En la Casa Ka’sankwa, en Santa Marta, avanzamos en el segundo día de la Sesión Autónoma del Gobierno Indígena CNTI. En este espacio propio, los delegados indígenas de la CNTI, en articulación con la Secretaría Técnica Indígena de la Mesa Permanente de Concertación, seguimos desarrollando una evaluación política de los asuntos prioritarios en materia territorial indígena, a la luz de las funciones de los espacios enmarcados en el Decreto 1397 de 1996, de la agenda propia indígena y de la estructura consolidada del Gobierno Indígena.
Durante la jornada profundizamos en el análisis de los avances, retos y brechas que persisten en materia de formalización, protección, restitución, agilización de procesos administrativos y expedición de normativas orientadas a fortalecer los derechos de los Pueblos Indígenas. Reconocemos que en este periodo se han producido avances importantes, pero también reafirmamos que esos logros no eliminan las deudas históricas ni sustituyen la necesidad de seguir exigiendo el cumplimiento integral de los compromisos suscritos.
Este balance confirma que el diálogo político sostenido en los últimos años ha avanzado bajo un enfoque de derechos, en el que los Pueblos Indígenas no solo participamos como interlocutores, sino como tejedores de estándares jurídicos y políticos. Los acuerdos construidos en estos espacios no son orientaciones simbólicas ni compromisos de buena voluntad. Son decisiones vinculantes y exigibles ante el Estado, y deben traducirse en garantías reales para la protección territorial, la autodeterminación y la pervivencia de los pueblos.
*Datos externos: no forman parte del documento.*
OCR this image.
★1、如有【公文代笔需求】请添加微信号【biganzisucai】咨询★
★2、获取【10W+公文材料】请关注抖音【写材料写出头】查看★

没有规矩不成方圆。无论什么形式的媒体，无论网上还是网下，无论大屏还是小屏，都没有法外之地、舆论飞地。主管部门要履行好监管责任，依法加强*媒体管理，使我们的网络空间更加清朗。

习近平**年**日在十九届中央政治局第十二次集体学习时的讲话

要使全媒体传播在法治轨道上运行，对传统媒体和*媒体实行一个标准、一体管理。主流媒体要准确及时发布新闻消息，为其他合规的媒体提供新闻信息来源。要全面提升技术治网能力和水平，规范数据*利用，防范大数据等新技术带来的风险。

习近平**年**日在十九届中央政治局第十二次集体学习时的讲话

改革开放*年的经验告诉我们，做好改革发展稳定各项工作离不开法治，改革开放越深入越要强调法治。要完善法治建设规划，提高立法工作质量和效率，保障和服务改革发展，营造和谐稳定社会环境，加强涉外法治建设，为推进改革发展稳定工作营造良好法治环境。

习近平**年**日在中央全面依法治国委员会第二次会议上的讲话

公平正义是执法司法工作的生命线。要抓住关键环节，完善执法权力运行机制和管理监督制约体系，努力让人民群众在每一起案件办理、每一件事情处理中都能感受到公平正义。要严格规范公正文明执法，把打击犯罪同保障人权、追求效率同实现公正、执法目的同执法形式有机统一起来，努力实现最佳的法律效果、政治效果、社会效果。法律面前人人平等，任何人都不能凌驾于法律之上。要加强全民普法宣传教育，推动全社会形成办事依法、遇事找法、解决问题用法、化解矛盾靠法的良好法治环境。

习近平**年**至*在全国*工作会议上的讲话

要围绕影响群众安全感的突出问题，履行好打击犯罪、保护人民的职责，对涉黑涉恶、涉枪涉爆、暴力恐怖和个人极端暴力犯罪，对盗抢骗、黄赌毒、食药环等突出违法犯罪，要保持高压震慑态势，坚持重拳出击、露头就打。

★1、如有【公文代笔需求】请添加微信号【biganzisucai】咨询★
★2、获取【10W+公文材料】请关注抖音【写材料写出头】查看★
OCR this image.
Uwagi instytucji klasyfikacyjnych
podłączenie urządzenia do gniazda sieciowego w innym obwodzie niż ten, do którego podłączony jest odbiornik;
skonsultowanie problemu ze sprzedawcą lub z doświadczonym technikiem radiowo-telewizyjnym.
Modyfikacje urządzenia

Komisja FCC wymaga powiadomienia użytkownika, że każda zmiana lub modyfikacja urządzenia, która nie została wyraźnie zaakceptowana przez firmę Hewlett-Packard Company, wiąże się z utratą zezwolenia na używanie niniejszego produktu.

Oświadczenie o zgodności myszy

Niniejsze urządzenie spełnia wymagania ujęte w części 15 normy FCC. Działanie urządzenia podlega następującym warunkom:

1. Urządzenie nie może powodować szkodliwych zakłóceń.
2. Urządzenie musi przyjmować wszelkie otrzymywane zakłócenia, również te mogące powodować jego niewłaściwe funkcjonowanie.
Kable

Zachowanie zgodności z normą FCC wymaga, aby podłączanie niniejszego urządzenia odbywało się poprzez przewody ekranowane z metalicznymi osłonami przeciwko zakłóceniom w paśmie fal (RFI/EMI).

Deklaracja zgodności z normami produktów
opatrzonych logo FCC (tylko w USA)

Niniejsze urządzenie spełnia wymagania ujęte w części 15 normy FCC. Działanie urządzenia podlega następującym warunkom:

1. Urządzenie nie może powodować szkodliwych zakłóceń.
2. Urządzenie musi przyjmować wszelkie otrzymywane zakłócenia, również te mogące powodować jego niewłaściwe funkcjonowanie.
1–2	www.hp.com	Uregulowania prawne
En el segundo día de trabajo avanzamos también en la consolidación de la estrategia indígena y en la definición de acciones clave para fortalecer la estructura de gobierno propio. Revisamos elementos técnicos, políticos, organizativos, autonómicos y jurídicos que refuerzan nuestra postura y orientan el camino colectivo de resistencia, exigibilidad y defensa territorial. Este ejercicio no responde a una coyuntura aislada ni a un calendario gubernamental de corto plazo. El ejercicio político de la autonomía no se limita a la representatividad institucional de cada cuatro años; es un camino permanente de construcción, defensa y afirmación del Gobierno Indígena.
La jornada permitió cerrar con tareas claras para el corto, mediano y largo plazo. Seguimos fortaleciendo una posición colectiva que articula la defensa de la vida, la paz y la pervivencia de los Pueblos Indígenas, en un contexto que exige claridad política, unidad y capacidad de incidencia. Los derechos indígenas no se suspenden, no se delegan y no se agotan en el reconocimiento formal: se caminan, se mambéan y su exigibilidad es permanente.
¡Defender los territorios es defender la vida!